Indeed, the air-tight, compressed cylinders enhanced a phenomenon called photon
coupling—the joining of waves between two particles—which helped propel other photons
through the cylinders. The bundled cylinders also increased light absorption by creating
overlapping absorption bands on their surfaces.
Lloyd and his group also saw that a precise amount of photon chaos in the modelled cylinders
actually boosted other photons forward. If chaos duration was too short, the travelling photons
got diffused over time. If slightly too long, photons became disorderly.

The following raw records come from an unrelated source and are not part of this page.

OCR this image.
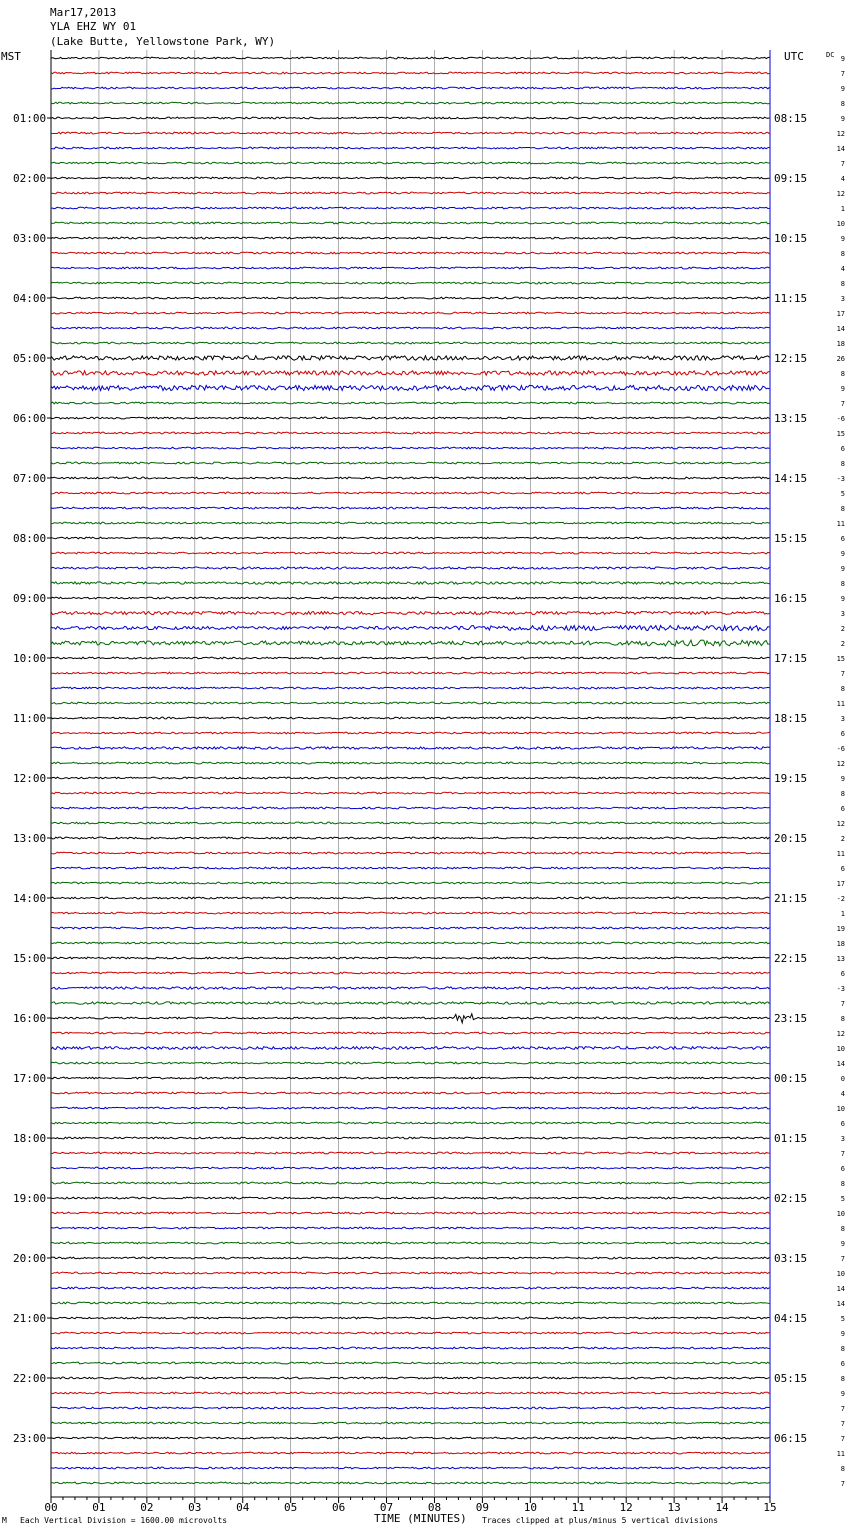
Mar17,2013
YLA EHZ WY 01
(Lake Butte, Yellowstone Park, WY)
MST	UTC	DC
01:00	08:15
02:00	09:15
03:00	10:15
04:00	11:15
05:00	12:15
06:00	13:15
07:00	14:15
08:00	15:15
09:00	16:15
10:00	17:15
11:00	18:15
12:00	19:15
13:00	20:15
14:00	21:15
15:00	22:15
16:00	23:15
17:00	00:15
18:00	01:15
19:00	02:15
20:00	03:15
21:00	04:15
22:00	05:15
23:00	06:15
9
7
9
8
9
12
14
7
4
12
1
10
9
8
4
8
3
17
14
18
26
8
9
7
-6
15
6
8
-3
5
8
11
6
9
9
8
9
3
2
2
15
7
8
11
3
6
-6
12
9
8
6
12
2
11
6
17
-2
1
19
18
13
6
-3
7
8
12
10
14
0
4
10
6
3
7
6
8
5
10
8
9
7
10
14
14
5
9
8
6
8
9
7
7
7
11
8
7
00	01	02	03	04	05	06	07	08	09	10	11	12	13	14	15
M Each Vertical Division = 1600.00 microvolts	TIME (MINUTES) Traces clipped at plus/minus 5 vertical divisions
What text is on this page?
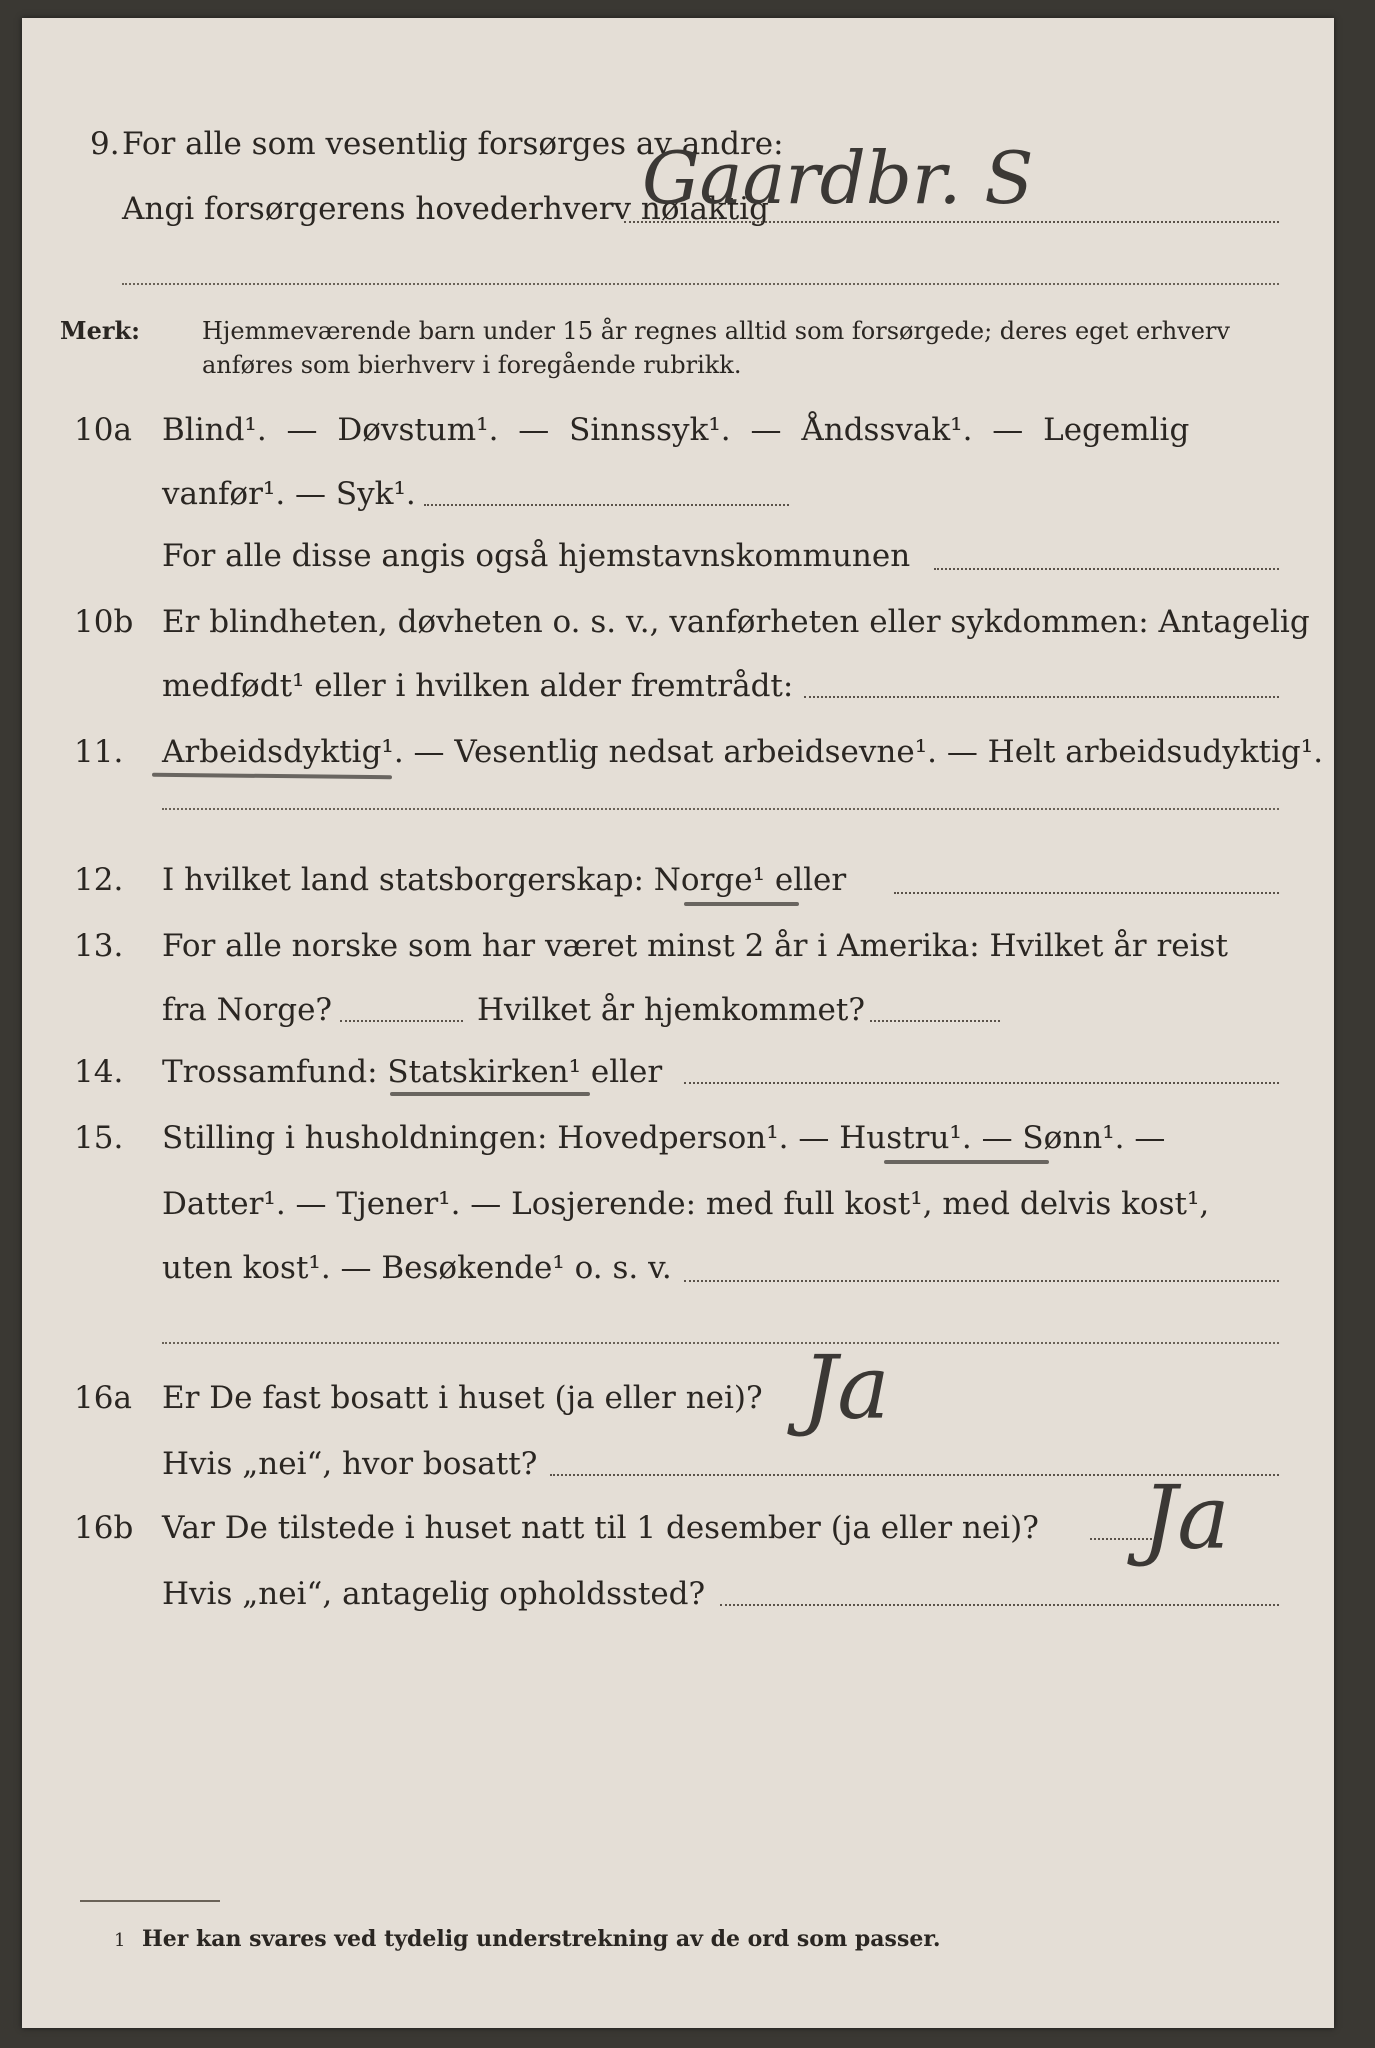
9. For alle som vesentlig forsørges av andre:
Angi forsørgerens hovederhverv nøiaktig
Gaardbr. S
Merk:	Hjemmeværende barn under 15 år regnes alltid som forsørgede; deres eget erhverv
anføres som bierhverv i foregående rubrikk.
10a Blind¹. — Døvstum¹. — Sinnssyk¹. — Åndssvak¹. — Legemlig
vanfør¹. — Syk¹.
For alle disse angis også hjemstavnskommunen
10b Er blindheten, døvheten o. s. v., vanførheten eller sykdommen: Antagelig
medfødt¹ eller i hvilken alder fremtrådt:
11. Arbeidsdyktig¹. — Vesentlig nedsat arbeidsevne¹. — Helt arbeidsudyktig¹.
12. I hvilket land statsborgerskap: Norge¹ eller
13. For alle norske som har været minst 2 år i Amerika: Hvilket år reist
fra Norge?	Hvilket år hjemkommet?
14. Trossamfund: Statskirken¹ eller
15. Stilling i husholdningen: Hovedperson¹. — Hustru¹. — Sønn¹. —
Datter¹. — Tjener¹. — Losjerende: med full kost¹, med delvis kost¹,
uten kost¹. — Besøkende¹ o. s. v.
16a Er De fast bosatt i huset (ja eller nei)? Ja
Hvis „nei“, hvor bosatt?
16b Var De tilstede i huset natt til 1 desember (ja eller nei)? Ja
Hvis „nei“, antagelig opholdssted?
1 Her kan svares ved tydelig understrekning av de ord som passer.
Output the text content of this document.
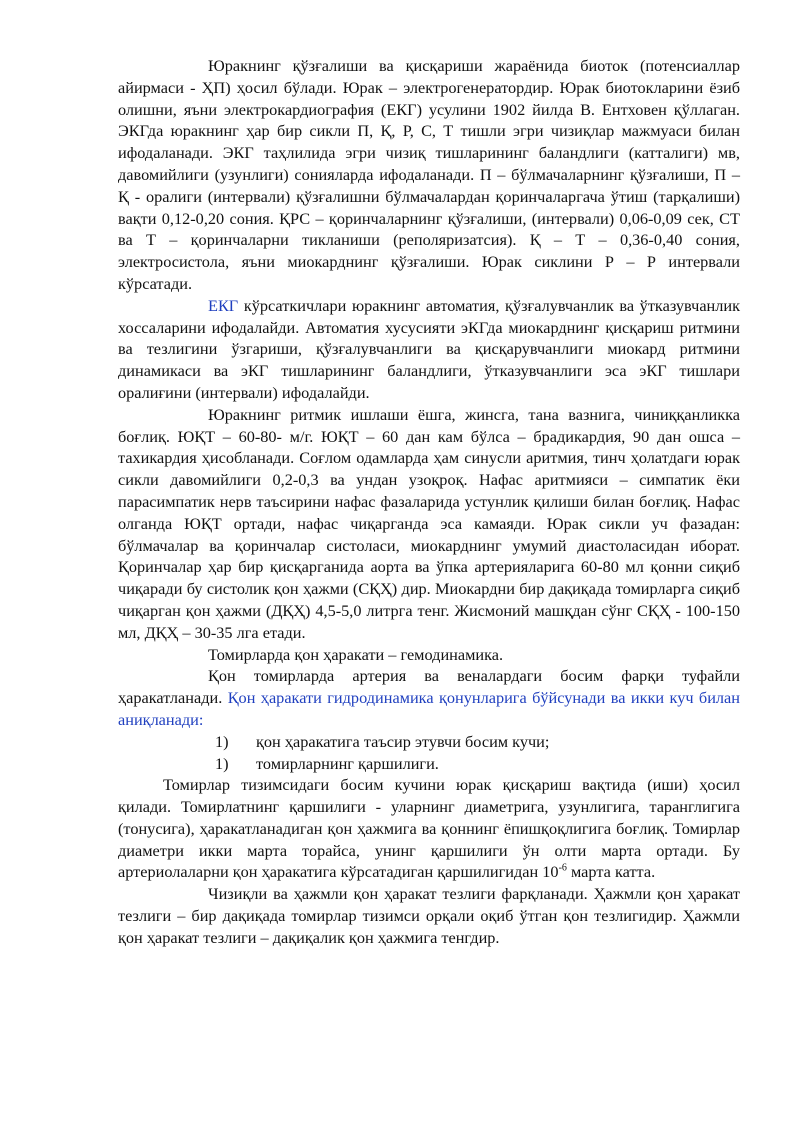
Юракнинг қўзғалиши ва қисқариши жараёнида биоток (потенсиаллар айирмаси - ҲП) ҳосил бўлади. Юрак – электрогенератордир. Юрак биотокларини ёзиб олишни, яъни электрокардиография (ЕКГ) усулини 1902 йилда В. Ентховен қўллаган. ЭКГда юракнинг ҳар бир сикли П, Қ, Р, С, Т тишли эгри чизиқлар мажмуаси билан ифодаланади. ЭКГ таҳлилида эгри чизиқ тишларининг баландлиги (катталиги) мв, давомийлиги (узунлиги) сонияларда ифодаланади. П – бўлмачаларнинг қўзғалиши, П – Қ - оралиги (интервали) қўзғалишни бўлмачалардан қоринчаларгача ўтиш (тарқалиши) вақти 0,12-0,20 сония. ҚРС – қоринчаларнинг қўзғалиши, (интервали) 0,06-0,09 сек, СТ ва Т – қоринчаларни тикланиши (реполяризатсия). Қ – Т – 0,36-0,40 сония, электросистола, яъни миокарднинг қўзғалиши. Юрак сиклини Р – Р интервали кўрсатади.

ЕКГ кўрсаткичлари юракнинг автоматия, қўзғалувчанлик ва ўтказувчанлик хоссаларини ифодалайди. Автоматия хусусияти эКГда миокарднинг қисқариш ритмини ва тезлигини ўзгариши, қўзғалувчанлиги ва қисқарувчанлиги миокард ритмини динамикаси ва эКГ тишларининг баландлиги, ўтказувчанлиги эса эКГ тишлари оралиғини (интервали) ифодалайди.

Юракнинг ритмик ишлаши ёшга, жинсга, тана вазнига, чиниққанликка боғлиқ. ЮҚТ – 60-80- м/г. ЮҚТ – 60 дан кам бўлса – брадикардия, 90 дан ошса – тахикардия ҳисобланади. Соғлом одамларда ҳам синусли аритмия, тинч ҳолатдаги юрак сикли давомийлиги 0,2-0,3 ва ундан узоқроқ. Нафас аритмияси – симпатик ёки парасимпатик нерв таъсирини нафас фазаларида устунлик қилиши билан боғлиқ. Нафас олганда ЮҚТ ортади, нафас чиқарганда эса камаяди. Юрак сикли уч фазадан: бўлмачалар ва қоринчалар систоласи, миокарднинг умумий диастоласидан иборат. Қоринчалар ҳар бир қисқарганида аорта ва ўпка артерияларига 60-80 мл қонни сиқиб чиқаради бу систолик қон ҳажми (СҚҲ) дир. Миокардни бир дақиқада томирларга сиқиб чиқарган қон ҳажми (ДҚҲ) 4,5-5,0 литрга тенг. Жисмоний машқдан сўнг СҚҲ - 100-150 мл, ДҚҲ – 30-35 лга етади.

Томирларда қон ҳаракати – гемодинамика.

Қон томирларда артерия ва веналардаги босим фарқи туфайли ҳаракатланади. Қон ҳаракати гидродинамика қонунларига бўйсунади ва икки куч билан аниқланади:

1) қон ҳаракатига таъсир этувчи босим кучи;
1) томирларнинг қаршилиги.

Томирлар тизимсидаги босим кучини юрак қисқариш вақтида (иши) ҳосил қилади. Томирлатнинг қаршилиги - уларнинг диаметрига, узунлигига, таранглигига (тонусига), ҳаракатланадиган қон ҳажмига ва қоннинг ёпишқоқлигига боғлиқ. Томирлар диаметри икки марта торайса, унинг қаршилиги ўн олти марта ортади. Бу артериолаларни қон ҳаракатига кўрсатадиган қаршилигидан $10^{-6}$ марта катта.

Чизиқли ва ҳажмли қон ҳаракат тезлиги фарқланади. Ҳажмли қон ҳаракат тезлиги – бир дақиқада томирлар тизимси орқали оқиб ўтган қон тезлигидир. Ҳажмли қон ҳаракат тезлиги – дақиқалик қон ҳажмига тенгдир.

Other variables that needed to be 'just right', (dubbed by Lloyd's group as the 'quantum
Goldilocks effect'), included photon coupling. If too few photons coupled, the travelling photons
lost momentum. If too many coupled, travelling photons got stuck. Similarly, the amount of
photon chaos and the density of cylinder bundling had to be just right to maintain the balance
between photon coupling and splitting.
And as Lloyd and his colleagues continue to unveil the sulfur bacteria's secrets, what emerges
is a picture of a greatly challenged species that survives from a highly evolved architecture
versus an arsenal of fancy equipment. A creature that has to rely on the precise interaction of
basic elements. The discovery is already generating a paradigm shift in quantum computing: to
not approach it so defensively with frozen barricades and brawn, but to step back and learn
from nature's most tenacious design.